Tooling architecture matters here too. A copilot bolted onto a document store inherits all of that store's ambiguity. A copilot that works on a structured, SysML v2-based model can reason over typed elements and existing trace links instead of loose prose, which keeps its suggestions anchored to the authoritative model and the review state regulated programs expect. Where the copilot lives varies by vendor: some bolt assistants onto established platforms like Dassault's Cameo, others sit alongside open-source tools like Eclipse Capella, and newer entrants such as Dalus build the copilot directly into a SysML v2-native core. For defense and aerospace teams, deployment posture counts as much as features, so SOC 2 compliance, government-cloud options, and on-premises hosting belong in any serious evaluation rather than as an afterthought.
What AI copilots will not solve
Set expectations before you set up a pilot. LLMs will not supply the domain knowledge your program lacks. They recombine patterns, and a confidently wrong subsystem decomposition can cost more to unwind than it saved to draft. They will not replace verification and validation, since a model that "looks complete" is the exact failure mode V&V exists to catch. They will not settle organizational disagreement about what the system should do. If stakeholders have not aligned, the copilot just writes fluent versions of the confusion. And on their own they will not hand you a defensible digital thread. Traceability is an engineering discipline that tooling can support but cannot manufacture.
There is a quieter risk too: automation complacency. The faster and more fluent the drafts, the easier it is for reviewers to wave them through.

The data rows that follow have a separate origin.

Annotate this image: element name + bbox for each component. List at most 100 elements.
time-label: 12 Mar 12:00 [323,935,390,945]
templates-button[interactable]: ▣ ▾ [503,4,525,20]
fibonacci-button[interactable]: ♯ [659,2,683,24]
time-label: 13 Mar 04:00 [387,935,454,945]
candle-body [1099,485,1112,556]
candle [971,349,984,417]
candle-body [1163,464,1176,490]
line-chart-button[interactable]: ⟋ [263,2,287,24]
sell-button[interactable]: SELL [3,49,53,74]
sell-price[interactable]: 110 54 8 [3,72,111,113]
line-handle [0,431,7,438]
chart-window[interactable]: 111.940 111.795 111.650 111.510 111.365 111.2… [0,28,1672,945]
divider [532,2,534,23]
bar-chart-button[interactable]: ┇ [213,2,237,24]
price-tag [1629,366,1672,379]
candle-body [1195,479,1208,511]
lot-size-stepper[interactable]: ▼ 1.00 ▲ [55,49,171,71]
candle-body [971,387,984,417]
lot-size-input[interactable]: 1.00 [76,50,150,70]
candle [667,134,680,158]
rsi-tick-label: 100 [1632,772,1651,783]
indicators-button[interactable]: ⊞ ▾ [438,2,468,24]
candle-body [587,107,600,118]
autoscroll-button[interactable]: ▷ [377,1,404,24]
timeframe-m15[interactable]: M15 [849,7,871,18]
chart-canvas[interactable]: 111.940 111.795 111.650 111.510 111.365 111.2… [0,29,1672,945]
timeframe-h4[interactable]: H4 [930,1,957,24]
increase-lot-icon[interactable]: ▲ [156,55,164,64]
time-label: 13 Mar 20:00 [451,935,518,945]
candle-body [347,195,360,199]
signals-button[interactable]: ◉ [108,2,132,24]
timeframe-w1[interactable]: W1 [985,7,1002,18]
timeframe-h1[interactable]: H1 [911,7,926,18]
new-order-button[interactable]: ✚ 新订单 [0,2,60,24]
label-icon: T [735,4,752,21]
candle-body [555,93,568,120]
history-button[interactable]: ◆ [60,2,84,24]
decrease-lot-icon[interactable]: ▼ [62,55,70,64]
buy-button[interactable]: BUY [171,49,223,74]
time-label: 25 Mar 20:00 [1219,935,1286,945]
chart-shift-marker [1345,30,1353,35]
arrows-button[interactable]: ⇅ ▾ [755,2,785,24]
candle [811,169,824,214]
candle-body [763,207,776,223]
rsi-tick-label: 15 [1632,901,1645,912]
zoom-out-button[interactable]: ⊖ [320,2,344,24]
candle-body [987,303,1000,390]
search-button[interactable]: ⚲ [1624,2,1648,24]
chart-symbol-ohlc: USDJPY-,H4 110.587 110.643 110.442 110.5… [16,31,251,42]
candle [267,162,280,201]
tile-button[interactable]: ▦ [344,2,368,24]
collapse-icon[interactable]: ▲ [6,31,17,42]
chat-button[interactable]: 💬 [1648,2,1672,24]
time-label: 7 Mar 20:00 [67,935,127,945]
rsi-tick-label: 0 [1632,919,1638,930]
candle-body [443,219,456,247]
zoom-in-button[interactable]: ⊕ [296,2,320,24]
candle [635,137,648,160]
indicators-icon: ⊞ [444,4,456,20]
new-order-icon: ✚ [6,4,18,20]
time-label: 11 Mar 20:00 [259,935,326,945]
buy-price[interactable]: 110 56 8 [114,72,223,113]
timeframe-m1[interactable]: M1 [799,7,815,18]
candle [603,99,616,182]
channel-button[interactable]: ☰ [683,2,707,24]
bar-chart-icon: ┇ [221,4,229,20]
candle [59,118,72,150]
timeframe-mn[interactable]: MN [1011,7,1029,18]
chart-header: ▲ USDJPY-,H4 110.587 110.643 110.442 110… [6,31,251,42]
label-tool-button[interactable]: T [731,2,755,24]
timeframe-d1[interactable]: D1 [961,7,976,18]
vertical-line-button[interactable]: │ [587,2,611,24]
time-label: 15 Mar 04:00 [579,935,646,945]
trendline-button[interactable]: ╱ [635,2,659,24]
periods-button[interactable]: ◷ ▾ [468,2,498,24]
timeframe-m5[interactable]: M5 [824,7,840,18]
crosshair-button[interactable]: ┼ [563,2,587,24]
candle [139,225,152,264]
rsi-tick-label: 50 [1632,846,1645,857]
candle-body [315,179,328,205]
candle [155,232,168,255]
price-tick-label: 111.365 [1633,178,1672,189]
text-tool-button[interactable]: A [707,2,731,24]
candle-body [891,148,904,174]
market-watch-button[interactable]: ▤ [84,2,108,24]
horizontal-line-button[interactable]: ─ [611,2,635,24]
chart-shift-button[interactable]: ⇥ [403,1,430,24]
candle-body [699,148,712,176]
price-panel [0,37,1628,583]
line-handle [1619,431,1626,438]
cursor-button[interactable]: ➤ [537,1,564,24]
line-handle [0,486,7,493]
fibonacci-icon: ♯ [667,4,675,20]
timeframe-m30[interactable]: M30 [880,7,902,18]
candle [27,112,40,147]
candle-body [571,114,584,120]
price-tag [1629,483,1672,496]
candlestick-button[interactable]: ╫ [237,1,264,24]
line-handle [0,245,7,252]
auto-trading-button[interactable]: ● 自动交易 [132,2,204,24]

The teams that win deliberately put friction back in at the steps where a human signature carries legal and safety weight.
Bottom line
LLMs in systems engineering have moved past the first peak of the hype cycle into something more useful and more sober. Used as copilots that draft requirements, surface inconsistencies, sketch architectures, and align models, they can meaningfully compress the slow early phases of MBSE. Used as oracles, they put back exactly the ambiguity and untraceability that MBSE was built to remove. The thing that separates teams in 2026 is not whether they use AI. It is whether the AI is grounded in their authoritative model, kept inside a human-governed verification loop, and held to the same traceability bar as everything else on the program. Get that right and the copilot is a real force multiplier. Get it wrong and you have just automated the production of plausible-looking technical debt.